1/Here’s a rant about meta-analyses in the CV space. I don’t mean to be disparaging (especially because the first meta-analysis I published was probably the most labor intensive project I’ve ever done), but I want to speak honestly.
2/Meta-analytic software is SO EASY to use these days. Literally anyone with a computer can generate a summary estimate and confidence intervals by just plugging in a few simple and easily accessible numbers (that are also accessible to everyone else).
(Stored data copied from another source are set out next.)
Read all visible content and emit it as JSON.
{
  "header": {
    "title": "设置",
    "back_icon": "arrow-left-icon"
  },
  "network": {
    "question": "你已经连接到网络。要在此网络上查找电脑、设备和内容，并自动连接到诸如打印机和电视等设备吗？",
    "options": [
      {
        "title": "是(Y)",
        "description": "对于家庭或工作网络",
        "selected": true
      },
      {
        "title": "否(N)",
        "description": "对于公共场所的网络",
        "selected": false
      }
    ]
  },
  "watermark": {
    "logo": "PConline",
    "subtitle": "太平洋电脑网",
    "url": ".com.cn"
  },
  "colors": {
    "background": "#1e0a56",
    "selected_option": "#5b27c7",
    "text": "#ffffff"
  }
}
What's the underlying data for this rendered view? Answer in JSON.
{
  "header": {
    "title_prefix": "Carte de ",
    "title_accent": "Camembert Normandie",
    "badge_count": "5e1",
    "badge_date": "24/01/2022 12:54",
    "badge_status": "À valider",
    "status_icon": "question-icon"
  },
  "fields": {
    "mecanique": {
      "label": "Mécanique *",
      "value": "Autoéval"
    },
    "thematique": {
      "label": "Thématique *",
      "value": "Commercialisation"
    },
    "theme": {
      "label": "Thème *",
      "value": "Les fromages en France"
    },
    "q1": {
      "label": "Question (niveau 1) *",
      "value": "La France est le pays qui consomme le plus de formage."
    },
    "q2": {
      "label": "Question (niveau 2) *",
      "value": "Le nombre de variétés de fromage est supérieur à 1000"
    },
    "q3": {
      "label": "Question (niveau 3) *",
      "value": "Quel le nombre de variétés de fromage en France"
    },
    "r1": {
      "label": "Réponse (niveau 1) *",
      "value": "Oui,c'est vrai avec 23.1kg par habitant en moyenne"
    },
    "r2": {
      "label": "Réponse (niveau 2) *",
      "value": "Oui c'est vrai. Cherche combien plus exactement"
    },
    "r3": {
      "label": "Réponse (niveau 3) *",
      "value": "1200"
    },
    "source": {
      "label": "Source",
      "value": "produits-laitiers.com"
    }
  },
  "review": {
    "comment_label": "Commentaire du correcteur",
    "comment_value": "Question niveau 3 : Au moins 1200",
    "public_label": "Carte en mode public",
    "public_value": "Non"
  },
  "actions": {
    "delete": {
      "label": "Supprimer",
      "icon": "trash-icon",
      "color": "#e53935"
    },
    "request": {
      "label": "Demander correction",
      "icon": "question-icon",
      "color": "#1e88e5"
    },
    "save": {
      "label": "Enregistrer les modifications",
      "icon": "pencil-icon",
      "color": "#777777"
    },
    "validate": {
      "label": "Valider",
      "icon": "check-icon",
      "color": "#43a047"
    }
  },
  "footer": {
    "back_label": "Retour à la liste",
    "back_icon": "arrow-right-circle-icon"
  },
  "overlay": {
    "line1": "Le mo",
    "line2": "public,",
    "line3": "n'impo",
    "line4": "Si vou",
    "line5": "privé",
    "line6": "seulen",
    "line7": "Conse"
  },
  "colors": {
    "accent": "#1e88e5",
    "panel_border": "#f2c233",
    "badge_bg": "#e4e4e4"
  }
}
3/I KNOW for a fact that there are enterprising fellows, residents, and attendings around the world who often have their software loaded up and ready, introduction/methods/much of discussion written, and when the next big trial gets presented at a major meeting the RACE IS ON.
4/Analyses are fervently run, drafts are completed and then circulated and sent to big-name authors around the world for “mentorship”, and once that formality is over, a blast of submissions is received at all the major journals.
5/Upon receipt, journal editors have a dilemma. If the journal expedites what becomes “the definitive” meta-analysis, the impact factor will reward. But, at the same time it’s logical to surmise that there at least 5 other versions of essentially same analysis at competitors.
6/Add to this fact that meta-analyses are usually the most labor-intensive types of manuscripts to review, assuming that reviewer actually goes back and fact-checks included studies and tables. And how many actually do that? Partly due to meta-analytic fatigue, it rarely happens.
7/Let’s face it, for anyone who has actually done a meta-analysis the right way, ALL of the work is in setting up the search/inclusion/exclusion & carefully looking at the articles with an a priori statistical plan.
8/A really good systematic review/meta-analysis done this way can be very important and even like a work of art.
9/But these works of art are few & far between. For every work of art, there are a TON of crappy (& duplicative) meta-analyses out there, like those that combine obs studies w/RCTs, or those that take limited trials & combine them for lower p-values or updated summary estimates.
10/It’s important not to forget that if you combine a bunch of garbage with some nice flowers, the stench of the garbage overwhelms the floral scent. Sometimes a meta-analysis gives the opposite picture of what well-conducted RCTs have shown, which helps NOBODY.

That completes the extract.